For the Birds: Who has black birds? Shoreline has black birds!

Sunday, May 7, 2017

Common Raven Photo by Alexandra MacKenzie

By Christine Southwick

When you think of black-colored birds, do you think of Crows and Ravens? Shoreline has both.

Most everyone knows the “I’d rather-hop-than-fly” antics of the road-cleaning American Crow. These black birds “Caw”, have a smooth-looking throat, and squar-ish tail. They are usually seen with several other crows, and roost by the thousands every night at the Community College in Bothell. In the mornings they fly from the roost to their apparently designated foraging locations for that day, before returning each evening for their nightly social exchanges.

American Crow
Photo by Christine Southwick
I have only heard Common Ravens here in Shoreline during spring and fall, but they can be found year round throughout the state.
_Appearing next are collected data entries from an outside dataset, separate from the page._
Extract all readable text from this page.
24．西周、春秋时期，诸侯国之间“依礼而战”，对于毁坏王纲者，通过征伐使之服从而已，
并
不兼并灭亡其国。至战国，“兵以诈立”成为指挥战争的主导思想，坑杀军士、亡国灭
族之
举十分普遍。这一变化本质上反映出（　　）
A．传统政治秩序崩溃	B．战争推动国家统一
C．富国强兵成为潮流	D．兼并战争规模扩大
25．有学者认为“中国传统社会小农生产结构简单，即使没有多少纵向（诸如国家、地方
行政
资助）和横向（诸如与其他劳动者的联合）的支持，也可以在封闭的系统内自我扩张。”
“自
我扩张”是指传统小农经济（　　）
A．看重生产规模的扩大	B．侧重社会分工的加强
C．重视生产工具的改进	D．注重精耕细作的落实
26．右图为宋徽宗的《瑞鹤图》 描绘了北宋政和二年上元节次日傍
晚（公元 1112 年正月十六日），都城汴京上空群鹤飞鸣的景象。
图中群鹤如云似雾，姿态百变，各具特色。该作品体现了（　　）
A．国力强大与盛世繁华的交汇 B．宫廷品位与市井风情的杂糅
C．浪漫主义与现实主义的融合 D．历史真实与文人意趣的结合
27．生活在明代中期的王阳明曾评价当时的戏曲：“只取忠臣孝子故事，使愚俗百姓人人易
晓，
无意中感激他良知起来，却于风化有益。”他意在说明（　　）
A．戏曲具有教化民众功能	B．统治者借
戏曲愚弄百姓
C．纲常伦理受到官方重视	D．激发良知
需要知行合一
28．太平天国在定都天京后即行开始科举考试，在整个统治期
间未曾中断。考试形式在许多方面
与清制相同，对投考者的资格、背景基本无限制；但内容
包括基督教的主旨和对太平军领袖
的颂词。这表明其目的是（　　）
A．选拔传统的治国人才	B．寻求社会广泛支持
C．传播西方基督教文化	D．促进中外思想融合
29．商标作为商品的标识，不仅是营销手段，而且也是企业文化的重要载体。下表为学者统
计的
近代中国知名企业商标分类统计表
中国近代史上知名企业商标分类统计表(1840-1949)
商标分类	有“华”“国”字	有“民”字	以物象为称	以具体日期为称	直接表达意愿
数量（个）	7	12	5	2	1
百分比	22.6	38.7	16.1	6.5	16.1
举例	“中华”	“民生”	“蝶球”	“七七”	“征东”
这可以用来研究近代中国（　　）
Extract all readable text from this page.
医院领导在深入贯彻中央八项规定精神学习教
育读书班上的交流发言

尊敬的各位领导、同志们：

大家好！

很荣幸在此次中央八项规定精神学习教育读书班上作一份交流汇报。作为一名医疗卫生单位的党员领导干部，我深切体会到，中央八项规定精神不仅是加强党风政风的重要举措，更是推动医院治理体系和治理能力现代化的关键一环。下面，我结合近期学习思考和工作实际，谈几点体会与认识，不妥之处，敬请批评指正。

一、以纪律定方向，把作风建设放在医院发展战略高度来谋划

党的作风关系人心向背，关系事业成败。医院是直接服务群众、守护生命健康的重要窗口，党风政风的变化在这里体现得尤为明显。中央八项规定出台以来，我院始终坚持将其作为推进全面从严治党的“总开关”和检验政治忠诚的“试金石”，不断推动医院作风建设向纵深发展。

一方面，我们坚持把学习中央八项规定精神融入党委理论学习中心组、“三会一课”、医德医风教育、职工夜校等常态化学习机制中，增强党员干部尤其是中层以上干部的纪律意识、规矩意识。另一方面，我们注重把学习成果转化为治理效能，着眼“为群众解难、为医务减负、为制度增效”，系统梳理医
Ravens can weigh four times as much as crows.

They have extra feathers on their throats making their throats look shaggy; have a wedge-shaped tail, and are usually seen with their mate, or solitarily, but not in flocks.

They avoid congested urban areas since they prefer quieter places — coastlines, high cliffs, and tall trees are good places to look/listen for ravens. They can be found eating large road-kill. The most reliable ID for most people is hearing their loud, usually resounding “Gronk”. Crows can’t make that sound. Ravens in flight will soar, whereas crows don’t.

Red-winged Blackbird, male Photo by John Riegsecker
Shoreline does have real Blackbirds —Brewer’s Blackbirds and Red-winged Blackbirds.

Red-winged Blackbirds are seen in wetlands in the spring. Look/listen for them at Cromwell Park and Echo Lake, our two biggest cattail wetlands.

Paramount Open Space and Ronald Bog, or any other wild damp area could have Red-winged Blackbirds. The males puff up their red and yellow epaulets to impress the dark brown-streaked females and warn away other male Red-winged Blackbirds.

Brewer's Blackbird, male by Stephanie Colony
Brewer’s Blackbirds are here all year long. I usually notice them in the winter gleaning who-knows-what from the asphalt of local parking lots. They eat insects, grains and seeds.

Our local population increases in the winter with Canadian populations flying westward to enjoy our milder winter climate. The males are the handsome ones with glossy feathers reflecting black, midnight-blue, purple, and greens.

They have bright yellow eyes and often have a pugnacious attitude. Being comfortable around humans, they will turn and stare at you, but they are not aggressive. The females are gray-brown with a dark tint, have dark eyes, and are often under-appreciated next to those handsome males.


afrugalspinster May 8, 2017 at 8:32 PM  

Shoreline is SOUTH of Canada not west. I'm not complaining just pointing out an error in an otherwise informative story. Thank you Christine.

Christine Southwick,  May 9, 2017 at 7:18 AM  

Brewer's Blackbirds from eastern British Columbia and Alberta will often fly westward (staying in Canada) and then southward to reach our milder winter climates.